4. Are ACBs functionally involved in the abscission checkpoint? ACBs appear upon conditions that prevent checkpoint satisfaction, disappears when the checkpoint component CHMP4C is depleted and correlates with decreased levels of ALIX in the intercellular bridge. These are interesting but correlative evidence for a function of ACBs in the checkpoint. The authors conclude that ACBs regulate abscission timing (Figure 4), since stimulating their formation/maintenance (through DYRK3 or CLK1/2 inhibition) delays abscission in normal cells. This raises several questions. First, the abscission delay is rather modest and could only partially explain the abscission delay observed upon conditions that preclude checkpoint satisfaction. Second, this is different from previous studies (e.g. PMID 27126587), which, on the contrary, it was found that CLK inhibition accelerated abscission. The authors argue that they used a more specific inhibitor and for a shorter period of time. A simple test would be to use the same treatment as in PMID 27126587 (5h, pan-CLK inhibitor) and to show that in these conditions ACBs are dissolved. Third and more importantly, one would be fully convinced that ACBs regulate the abscission checkpoint if abscission timing is restored to normal upon conditions that prevent checkpoint satisfaction when ACBs are experimentally dissolved. For instance, overexpression of CLK (but not a kinase dead CLK) was previously found to dissolve MIGs (PMID 11827980). Would the abscission delay be abolished by ACBs dissolution in NUP-depleted cells? What is the effect of CLK inhibition in RPE1 cells? These or equivalent experiments would greatly enhance the mechanistic implications and of ACBs and their general role in the abscission checkpoint.
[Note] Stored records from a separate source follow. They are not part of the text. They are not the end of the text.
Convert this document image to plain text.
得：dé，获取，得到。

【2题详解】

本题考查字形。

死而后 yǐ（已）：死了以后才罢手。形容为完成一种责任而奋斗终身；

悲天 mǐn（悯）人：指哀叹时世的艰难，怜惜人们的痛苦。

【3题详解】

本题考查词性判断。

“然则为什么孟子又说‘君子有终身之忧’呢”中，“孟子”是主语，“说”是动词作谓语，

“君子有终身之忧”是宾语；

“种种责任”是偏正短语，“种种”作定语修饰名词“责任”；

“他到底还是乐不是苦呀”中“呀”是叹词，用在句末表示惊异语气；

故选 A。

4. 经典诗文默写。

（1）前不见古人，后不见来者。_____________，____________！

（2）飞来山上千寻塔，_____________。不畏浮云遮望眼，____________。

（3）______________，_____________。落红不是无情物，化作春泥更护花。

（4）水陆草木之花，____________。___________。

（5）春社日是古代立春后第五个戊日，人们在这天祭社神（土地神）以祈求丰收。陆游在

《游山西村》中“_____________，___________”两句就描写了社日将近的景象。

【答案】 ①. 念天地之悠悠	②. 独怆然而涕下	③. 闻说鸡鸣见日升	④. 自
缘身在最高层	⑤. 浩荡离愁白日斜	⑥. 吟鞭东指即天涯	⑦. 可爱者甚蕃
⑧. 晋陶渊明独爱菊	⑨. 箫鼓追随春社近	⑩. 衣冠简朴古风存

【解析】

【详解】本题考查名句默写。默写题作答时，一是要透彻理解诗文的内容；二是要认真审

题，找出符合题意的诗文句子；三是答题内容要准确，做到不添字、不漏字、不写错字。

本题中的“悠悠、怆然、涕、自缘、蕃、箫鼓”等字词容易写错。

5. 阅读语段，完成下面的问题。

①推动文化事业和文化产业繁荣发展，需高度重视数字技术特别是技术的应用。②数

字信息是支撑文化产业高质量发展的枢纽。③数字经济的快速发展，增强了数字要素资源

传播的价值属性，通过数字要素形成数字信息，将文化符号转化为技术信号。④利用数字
5. The existence of ACBs (positive for pppCHMP4C, pAuroraB and CHMP4B) is demonstrated in fixed cells that have been pre-permeabilized before fixation. Nobody has reported so far the existence of CHMP4B aggregates in the cytoplasm upon conditions that prevent checkpoint satisfaction. In addition, the midbody staining of CHMP4B is unusual (Figure 3D), perhaps as a consequence of pre-permeabilization. Can the authors find a way to show that ACBs exist in NUP-depleted cells without pre-permeabilization (which might induce phase separation in these cells)? Showing ACBs in live cells (no fixation) using CHMP4B-LAP-GFP, CHMP4C-LAP-GFP and speckle markers (e.g. SC35-YFP as in PMID 20926517 Figure 2) would be even better than after fixation. One would expect cytoplasmic dots in live cells upon NUP depletion using these makers.